I turned onto Hanover street on the walk home. Attempting to dodge cracks and breaks in the cement, I wished not to harm my mother though at times it felt as if she wished to harm me. This was a habit I had picked up at six, compulsion clung to my shoulders like freckles would, all of my remembered life. Mary Bates was only a few paces ahead of me. With each step, her curls bounced. The warbler was nowhere in sight. I needed to get her attention, I needed Mary Bates. I yelled. “Mary!” My voice startled her, she turned her neck, hair whirling, squinting over the shoulder of her olive sweater.
“Hey Wheeler,” her strides slowed until I caught up with her.
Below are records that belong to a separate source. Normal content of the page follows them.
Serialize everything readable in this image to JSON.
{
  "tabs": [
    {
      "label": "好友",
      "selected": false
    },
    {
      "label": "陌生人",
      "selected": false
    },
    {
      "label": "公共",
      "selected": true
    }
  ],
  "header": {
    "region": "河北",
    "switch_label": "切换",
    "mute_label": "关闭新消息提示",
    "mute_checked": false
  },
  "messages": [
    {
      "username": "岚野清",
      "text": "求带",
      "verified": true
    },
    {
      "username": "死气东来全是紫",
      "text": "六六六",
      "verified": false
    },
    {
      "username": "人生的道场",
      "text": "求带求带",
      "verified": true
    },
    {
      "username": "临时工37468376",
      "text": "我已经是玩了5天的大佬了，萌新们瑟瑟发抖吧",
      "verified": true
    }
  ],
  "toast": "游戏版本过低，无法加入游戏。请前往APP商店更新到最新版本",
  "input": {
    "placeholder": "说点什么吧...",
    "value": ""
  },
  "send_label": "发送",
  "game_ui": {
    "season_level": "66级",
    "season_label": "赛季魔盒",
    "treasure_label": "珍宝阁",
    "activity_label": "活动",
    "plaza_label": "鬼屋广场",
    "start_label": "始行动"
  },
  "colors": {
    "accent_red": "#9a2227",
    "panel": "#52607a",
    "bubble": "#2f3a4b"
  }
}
We walked besides each other in silence for a few moments, exchanging only the sound of breaths falling and rising.
“How’d you do on that test Friday?” I asked.
“I think I did well, not my best, but well” Mary smiled, “What about yourself?”
“I wish I could say the same,” I laughed, with the laughter I felt slight weight remove itself from atop my ribcage.
“Have you seen that oddball bird again today?” I was glad Mary remembered.
“I saw him sixth block too, not since then though. He’ll turn up soon.” Mary bit at her thin pink lips in confusion.
“Why’d you say that?” Her pitch skewed itself until her voice spilled out from her chapped lips sweetly, with the consistency of honey.
“I can just tell- I feel all weird when he shows up,”
“Try scarin’ him or something, you know, frighten him. Clap your hands loud and look real big, maybe he’ll just fly away,” she giggled and her cheeks became spotted the color of the flowers occupying Mrs. Bate’s tulip garden.
“I thought that’s what you’d do if a bear came up to you,”
“It’s only an idea, Wheeler. Take it or leave it.”
“Well, Mary Bates,” I looked her in the eyes, “that is one grand idea.”